Eventually I became tired of those events. I also didn't really know anyone there. There were always different faces, different people - some remained - but the eldest certainly didn't exist sooner rather than later anymore. Marijuana ... I at first tried after High School; And I didn't feel like saying no to it. Like ... as though I deep inside knew that it was good. I was a convinced non-smoker.
I however didn't really get high from it. But it made me curious and in the school after that summer holiday I met some people that made it happen. So, thats where I began to have 'exposure' to it and close enough to 'make it a habit' that I "might pay for". So the interest awakened and soon enough everything around me were just potheads and our ... tangentially periphering surroundings.
And that trend continued after I dropped out of that school and went to the Philippines.
In general I liked to think back and say that I had a nice childhood. I guess that one of the things that I learned throughout that time was that I had it well - "compared to now" - I think. I think. So - I however still understand it - that node of reason has barely changed at all. In all the time. I realized that we had a blessed, ... 'wealthy' ..., life - with lots of luxuries - that others don't have. I come to think about it when thinking about "the kids of today" and how they grow up in environments that are less and less likely to be as 'habitable'. Garden, vast plots of nature, ... storage halls in the house, a garden house, a garage in the storage hall - well, all sorts of toys, a terrace, ... . And my gramps was from Bohemia - which I learned to see through the eyes for nature. Not the biological, but just its beauty [Czech republic].
Now I realize that the way this realization came asks a question about how I got to where I was.
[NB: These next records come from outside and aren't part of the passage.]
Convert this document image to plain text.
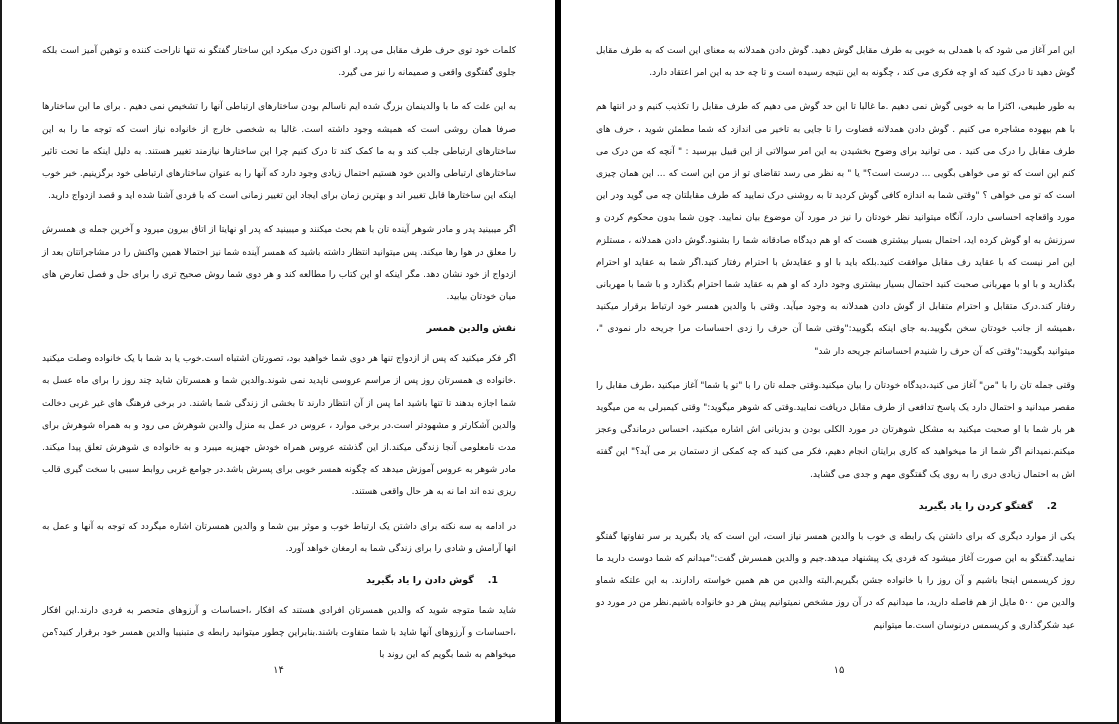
کلمات خود توی حرف طرف مقابل می پرد. او اکنون درک میکرد این ساختار گفتگو نه تنها ناراحت کننده و توهین آمیز است بلکه جلوی گفتگوی واقعی و صمیمانه را نیز می گیرد.

به این علت که ما با والدینمان بزرگ شده ایم ناسالم بودن ساختارهای ارتباطی آنها را تشخیص نمی دهیم . برای ما این ساختارها صرفا همان روشی است که همیشه وجود داشته است. غالبا به شخصی خارج از خانواده نیاز است که توجه ما را به این ساختارهای ارتباطی جلب کند و به ما کمک کند تا درک کنیم چرا این ساختارها نیازمند تغییر هستند. به دلیل اینکه ما تحت تاثیر ساختارهای ارتباطی والدین خود هستیم احتمال زیادی وجود دارد که آنها را به عنوان ساختارهای ارتباطی خود برگزینیم. خبر خوب اینکه این ساختارها قابل تغییر اند و بهترین زمان برای ایجاد این تغییر زمانی است که با فردی آشنا شده اید و قصد ازدواج دارید.

اگر میبینید پدر و مادر شوهر آینده تان با هم بحث میکنند و میبینید که پدر او نهایتا از اتاق بیرون میرود و آخرین جمله ی همسرش را معلق در هوا رها میکند. پس میتوانید انتظار داشته باشید که همسر آینده شما نیز احتمالا همین واکنش را در مشاجراتتان بعد از ازدواج از خود نشان دهد. مگر اینکه او این کتاب را مطالعه کند و هر دوی شما روش صحیح تری را برای حل و فصل تعارض های میان خودتان بیابید.

نقش والدین همسر

اگر فکر میکنید که پس از ازدواج تنها هر دوی شما خواهید بود، تصورتان اشتباه است.خوب یا بد شما با یک خانواده وصلت میکنید .خانواده ی همسرتان روز پس از مراسم عروسی ناپدید نمی شوند.والدین شما و همسرتان شاید چند روز را برای ماه عسل به شما اجازه بدهند تا تنها باشید اما پس از آن انتظار دارند تا بخشی از زندگی شما باشند. در برخی فرهنگ های غیر غربی دخالت والدین آشکارتر و مشهودتر است.در برخی موارد ، عروس در عمل به منزل والدین شوهرش می رود و به همراه شوهرش برای مدت نامعلومی آنجا زندگی میکند.از این گذشته عروس همراه خودش جهیزیه میبرد و به خانواده ی شوهرش تعلق پیدا میکند. مادر شوهر به عروس آموزش میدهد که چگونه همسر خوبی برای پسرش باشد.در جوامع غربی روابط سببی با سخت گیری قالب ریزی نده اند اما نه به هر حال واقعی هستند.

در ادامه به سه نکته برای داشتن یک ارتباط خوب و موثر بین شما و والدین همسرتان اشاره میگردد که توجه به آنها و عمل به انها آرامش و شادی را برای زندگی شما به ارمغان خواهد آورد.

1.گوش دادن را یاد بگیرید

شاید شما متوجه شوید که والدین همسرتان افرادی هستند که افکار ،احساسات و آرزوهای متحصر به فردی دارند.این افکار ،احساسات و آرزوهای آنها شاید با شما متفاوت باشند.بنابراین چطور میتوانید رابطه ی متبنیبا والدین همسر خود برقرار کنید؟من میخواهم به شما بگویم که این روند با

۱۴

این امر آغاز می شود که با همدلی به خوبی به طرف مقابل گوش دهید. گوش دادن همدلانه به معنای این است که به طرف مقابل گوش دهید تا درک کنید که او چه فکری می کند ، چگونه به این نتیجه رسیده است و تا چه حد به این امر اعتقاد دارد.

به طور طبیعی، اکثرا ما به خوبی گوش نمی دهیم .ما غالبا تا این حد گوش می دهیم که طرف مقابل را تکذیب کنیم و در انتها هم با هم بیهوده مشاجره می کنیم . گوش دادن همدلانه قضاوت را تا جایی به تاخیر می اندازد که شما مطمئن شوید ، حرف های طرف مقابل را درک می کنید . می توانید برای وضوح بخشیدن به این امر سوالاتی از این قبیل بپرسید : " آنچه که من درک می کنم این است که تو می خواهی بگویی ... درست است؟" یا " به نظر می رسد تقاضای تو از من این است که ... این همان چیزی است که تو می خواهی ؟ "وقتی شما به اندازه کافی گوش کردید تا به روشنی درک نمایید که طرف مقابلتان چه می گوید ودر این مورد واقعاچه احساسی دارد، آنگاه میتوانید نظر خودتان را نیز در مورد آن موضوع بیان نمایید. چون شما بدون محکوم کردن و سرزنش به او گوش کرده اید، احتمال بسیار بیشتری هست که او هم دیدگاه صادقانه شما را بشنود.گوش دادن همدلانه ، مستلزم این امر نیست که با عقاید رف مقابل موافقت کنید.بلکه باید با او و عقایدش با احترام رفتار کنید.اگر شما به عقاید او احترام بگذارید و با او با مهربانی صحبت کنید احتمال بسیار بیشتری وجود دارد که او هم به عقاید شما احترام بگذارد و با شما با مهربانی رفتار کند.درک متقابل و احترام متقابل از گوش دادن همدلانه به وجود میآید. وقتی با والدین همسر خود ارتباط برقرار میکنید ،همیشه از جانب خودتان سخن بگویید.به جای اینکه بگویید:"وقتی شما آن حرف را زدی احساسات مرا جریحه دار نمودی "، میتوانید بگویید:"وقتی که آن حرف را شنیدم احساساتم جریحه دار شد"

وقتی جمله تان را با "من" آغاز می کنید،دیدگاه خودتان را بیان میکنید.وقتی جمله تان را با "تو یا شما" آغاز میکنید ،طرف مقابل را مقصر میدانید و احتمال دارد یک پاسخ تدافعی از طرف مقابل دریافت نمایید.وقتی که شوهر میگوید:" وقتی کیمبرلی به من میگوید هر بار شما با او صحبت میکنید به مشکل شوهرتان در مورد الکلی بودن و بدزبانی اش اشاره میکنید، احساس درماندگی وعجز میکنم.نمیدانم اگر شما از ما میخواهید که کاری برایتان انجام دهیم، فکر می کنید که چه کمکی از دستمان بر می آید؟" این گفته اش به احتمال زیادی دری را به روی یک گفتگوی مهم و جدی می گشاید.

2.گفتگو کردن را یاد بگیرید

یکی از موارد دیگری که برای داشتن یک رابطه ی خوب با والدین همسر نیاز است، این است که یاد بگیرید بر سر تفاوتها گفتگو نمایید.گفتگو به این صورت آغاز میشود که فردی یک پیشنهاد میدهد.جیم و والدین همسرش گفت:"میدانم که شما دوست دارید ما روز کریسمس اینجا باشیم و آن روز را با خانواده جشن بگیریم.البته والدین من هم همین خواسته رادارند. به این علتکه شماو والدین من ۵۰۰ مایل از هم فاصله دارید، ما میدانیم که در آن روز مشخص نمیتوانیم پیش هر دو خانواده باشیم.نظر من در مورد دو عید شکرگذاری و کریسمس درنوسان است.ما میتوانیم

۱۵
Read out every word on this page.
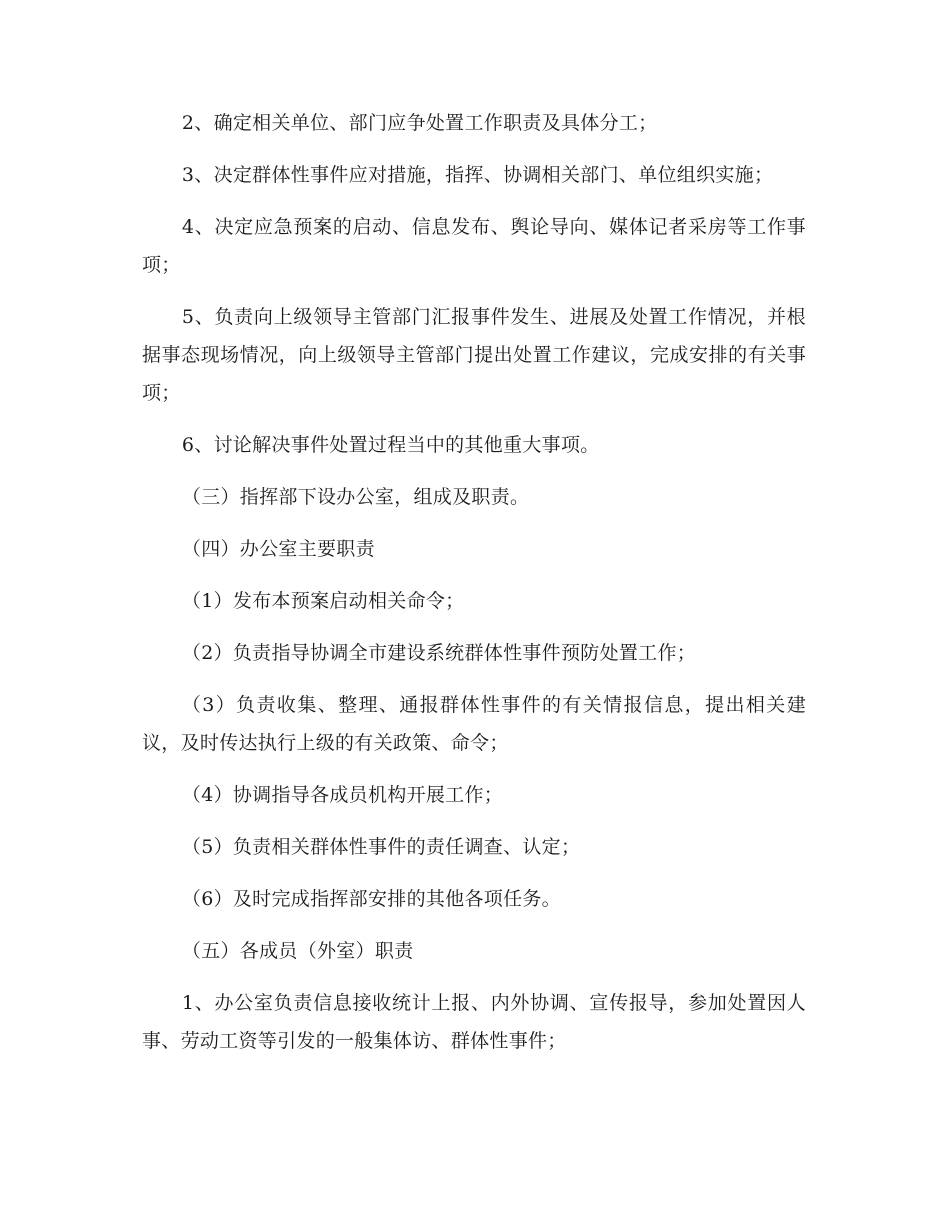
2、确定相关单位、部门应争处置工作职责及具体分工；

3、决定群体性事件应对措施，指挥、协调相关部门、单位组织实施；

4、决定应急预案的启动、信息发布、舆论导向、媒体记者采房等工作事项；

5、负责向上级领导主管部门汇报事件发生、进展及处置工作情况，并根据事态现场情况，向上级领导主管部门提出处置工作建议，完成安排的有关事项；

6、讨论解决事件处置过程当中的其他重大事项。

（三）指挥部下设办公室，组成及职责。

（四）办公室主要职责

（1）发布本预案启动相关命令；

（2）负责指导协调全市建设系统群体性事件预防处置工作；

（3）负责收集、整理、通报群体性事件的有关情报信息，提出相关建议，及时传达执行上级的有关政策、命令；

（4）协调指导各成员机构开展工作；

（5）负责相关群体性事件的责任调查、认定；

（6）及时完成指挥部安排的其他各项任务。

（五）各成员（外室）职责

1、办公室负责信息接收统计上报、内外协调、宣传报导，参加处置因人事、劳动工资等引发的一般集体访、群体性事件；
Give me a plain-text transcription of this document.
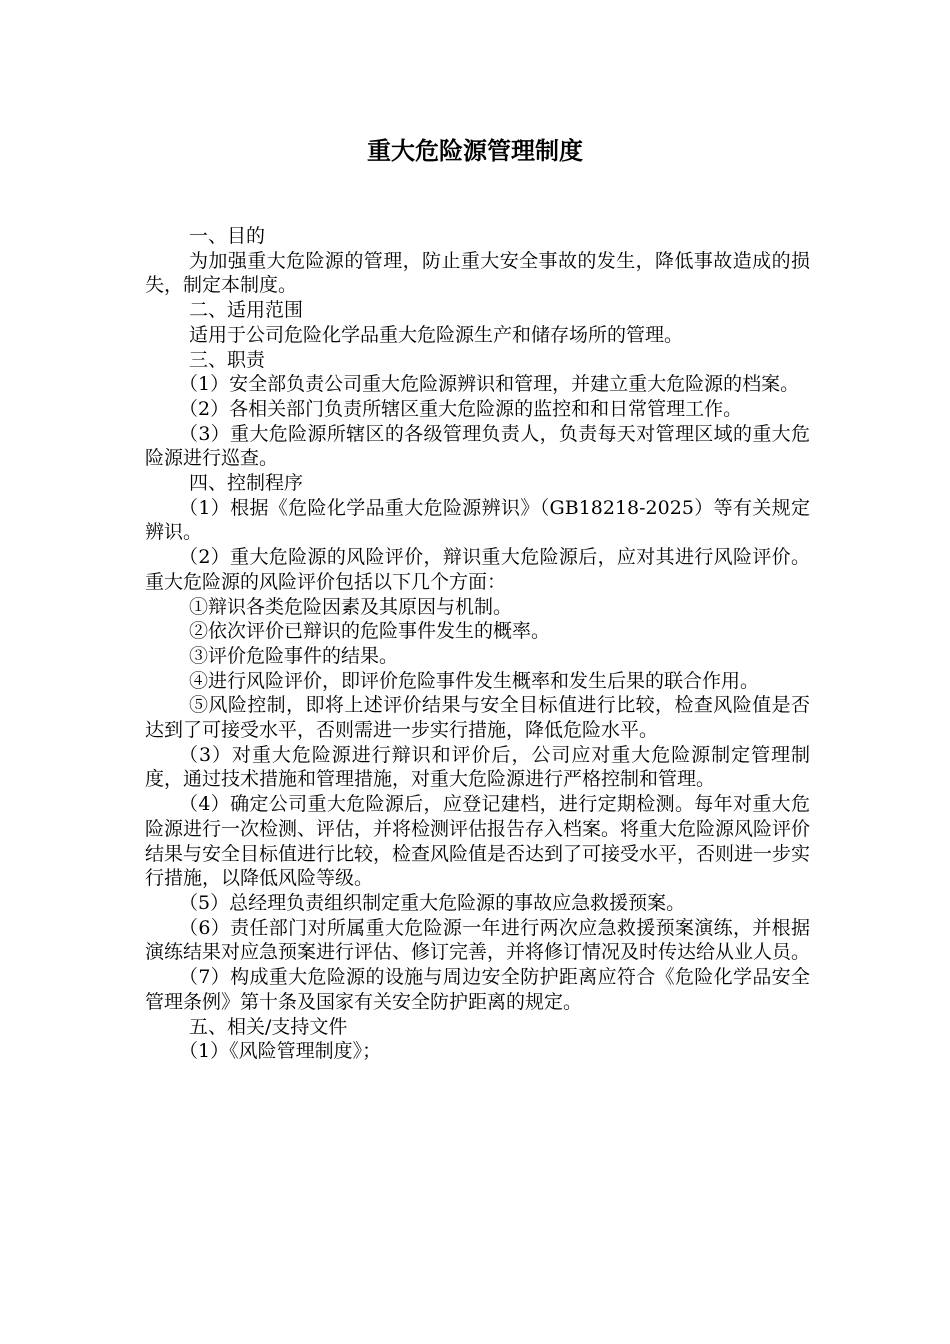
重大危险源管理制度

一、目的

为加强重大危险源的管理，防止重大安全事故的发生，降低事故造成的损失，制定本制度。

二、适用范围

适用于公司危险化学品重大危险源生产和储存场所的管理。

三、职责

（1）安全部负责公司重大危险源辨识和管理，并建立重大危险源的档案。

（2）各相关部门负责所辖区重大危险源的监控和和日常管理工作。

（3）重大危险源所辖区的各级管理负责人，负责每天对管理区域的重大危险源进行巡查。

四、控制程序

（1）根据《危险化学品重大危险源辨识》（GB18218-2025）等有关规定辨识。

（2）重大危险源的风险评价，辩识重大危险源后，应对其进行风险评价。重大危险源的风险评价包括以下几个方面：

①辩识各类危险因素及其原因与机制。

②依次评价已辩识的危险事件发生的概率。

③评价危险事件的结果。

④进行风险评价，即评价危险事件发生概率和发生后果的联合作用。

⑤风险控制，即将上述评价结果与安全目标值进行比较，检查风险值是否达到了可接受水平，否则需进一步实行措施，降低危险水平。

（3）对重大危险源进行辩识和评价后，公司应对重大危险源制定管理制度，通过技术措施和管理措施，对重大危险源进行严格控制和管理。

（4）确定公司重大危险源后，应登记建档，进行定期检测。每年对重大危险源进行一次检测、评估，并将检测评估报告存入档案。将重大危险源风险评价结果与安全目标值进行比较，检查风险值是否达到了可接受水平，否则进一步实行措施，以降低风险等级。

（5）总经理负责组织制定重大危险源的事故应急救援预案。

（6）责任部门对所属重大危险源一年进行两次应急救援预案演练，并根据演练结果对应急预案进行评估、修订完善，并将修订情况及时传达给从业人员。

（7）构成重大危险源的设施与周边安全防护距离应符合《危险化学品安全管理条例》第十条及国家有关安全防护距离的规定。

五、相关/支持文件

（1）《风险管理制度》；
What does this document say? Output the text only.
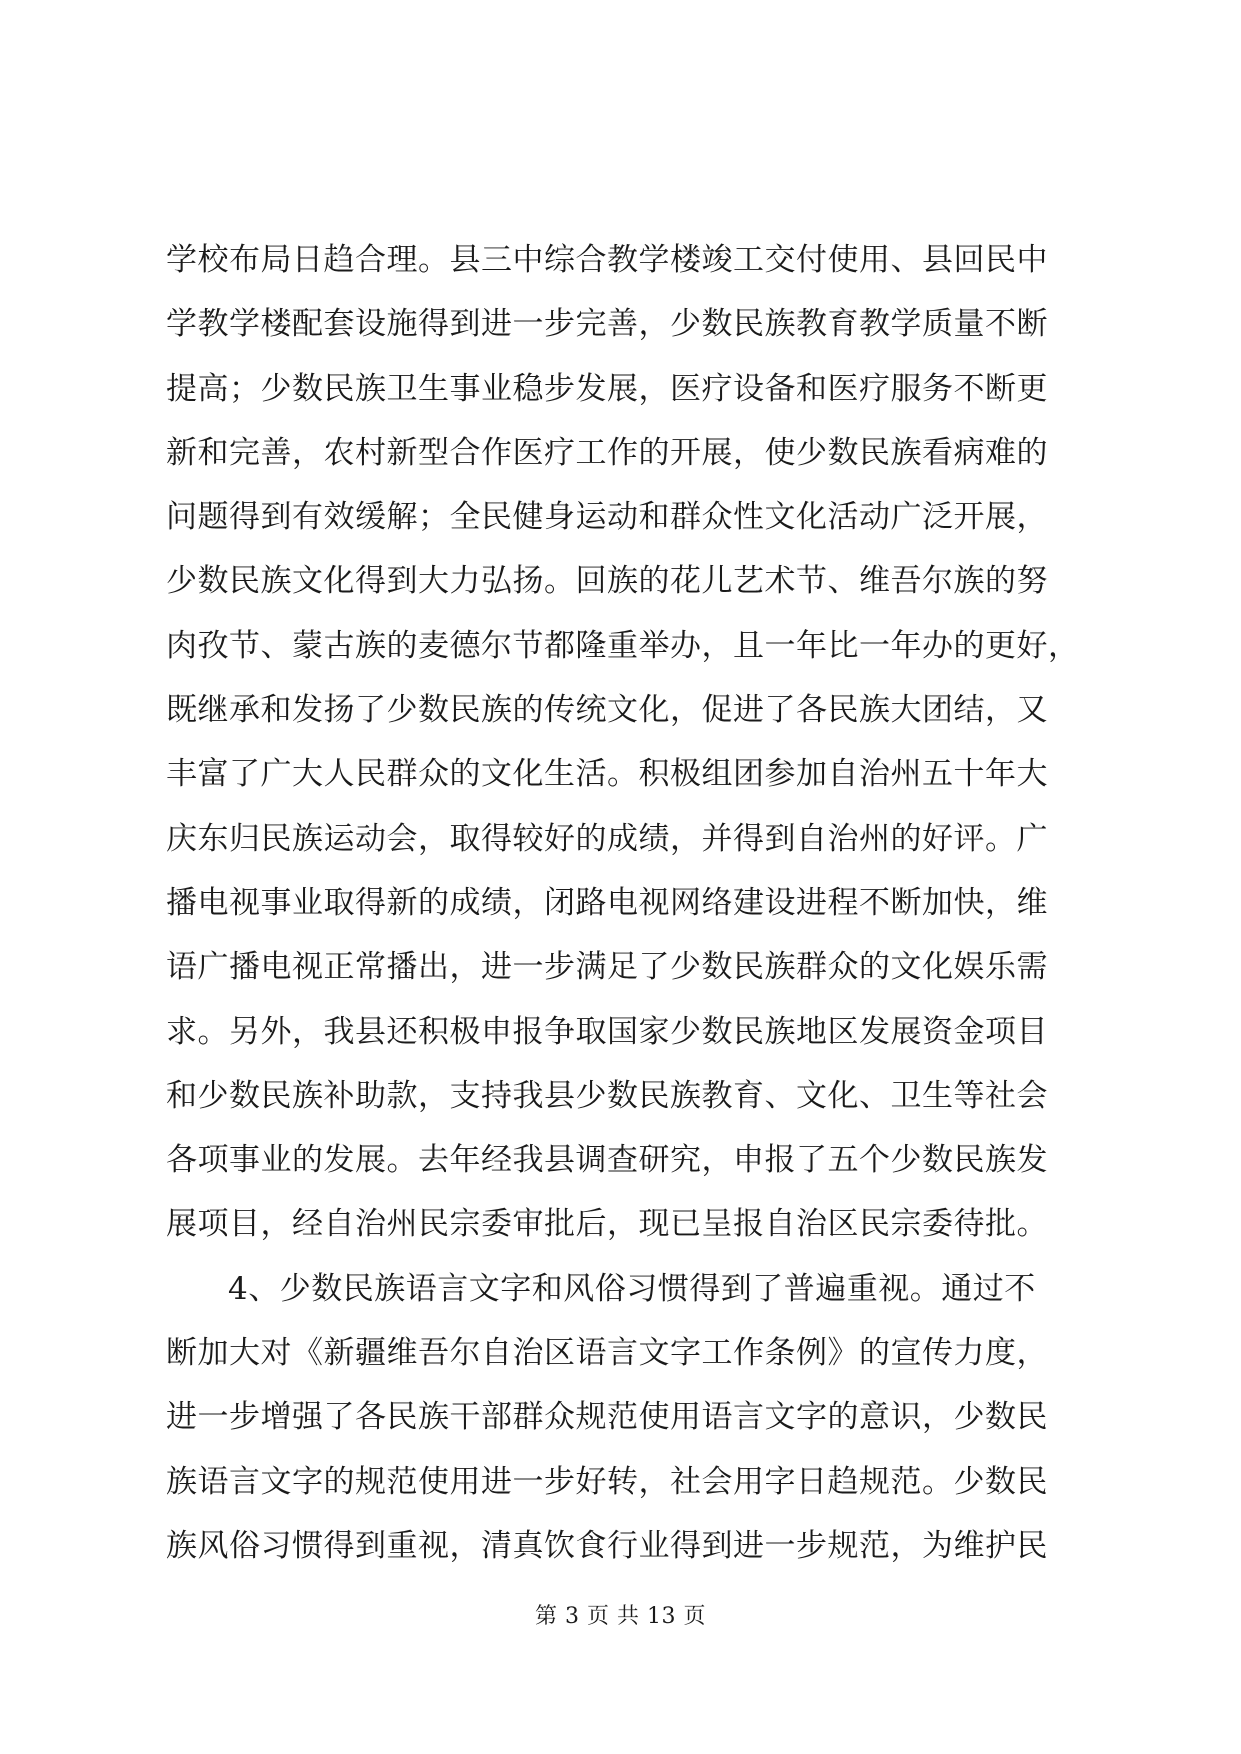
学校布局日趋合理。县三中综合教学楼竣工交付使用、县回民中
学教学楼配套设施得到进一步完善，少数民族教育教学质量不断
提高；少数民族卫生事业稳步发展，医疗设备和医疗服务不断更
新和完善，农村新型合作医疗工作的开展，使少数民族看病难的
问题得到有效缓解；全民健身运动和群众性文化活动广泛开展，
少数民族文化得到大力弘扬。回族的花儿艺术节、维吾尔族的努
肉孜节、蒙古族的麦德尔节都隆重举办，且一年比一年办的更好，
既继承和发扬了少数民族的传统文化，促进了各民族大团结，又
丰富了广大人民群众的文化生活。积极组团参加自治州五十年大
庆东归民族运动会，取得较好的成绩，并得到自治州的好评。广
播电视事业取得新的成绩，闭路电视网络建设进程不断加快，维
语广播电视正常播出，进一步满足了少数民族群众的文化娱乐需
求。另外，我县还积极申报争取国家少数民族地区发展资金项目
和少数民族补助款，支持我县少数民族教育、文化、卫生等社会
各项事业的发展。去年经我县调查研究，申报了五个少数民族发
展项目，经自治州民宗委审批后，现已呈报自治区民宗委待批。
4、少数民族语言文字和风俗习惯得到了普遍重视。通过不
断加大对《新疆维吾尔自治区语言文字工作条例》的宣传力度，
进一步增强了各民族干部群众规范使用语言文字的意识，少数民
族语言文字的规范使用进一步好转，社会用字日趋规范。少数民
族风俗习惯得到重视，清真饮食行业得到进一步规范，为维护民
第 3 页 共 13 页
Well - I was on my own, ... and eventually - after taking more care thinking about what I actually got - and what others have - and to think about what I wanted - I was grateful about what I had.
Well. To say that I felt alone? I think that ... I was also grateful for my own independence. For what God gave me. I think it came after I really 'felt' independent - or so, put on my own. So eventually I started smoking weed, God was barely an issue, ... and I was more concerned of what I could get. During that period I wanted a Tattoo of Dragon Scales on my right and a Tattoo of Tiger stripes on my left arm. But I also just assumed that I might effort it. And for a point - I couldn't before that time was over.
//tobacco contamination// ... the end?
But anyhow. What I wondered about - I think - is the thing that ... I came to appreciate what I have, after a time where all that didn't really 'do the trick' for me. I guess I basically felt as though God owed me more than what I had. But so I ventured life on my own - and after all it didn't turn out so bad.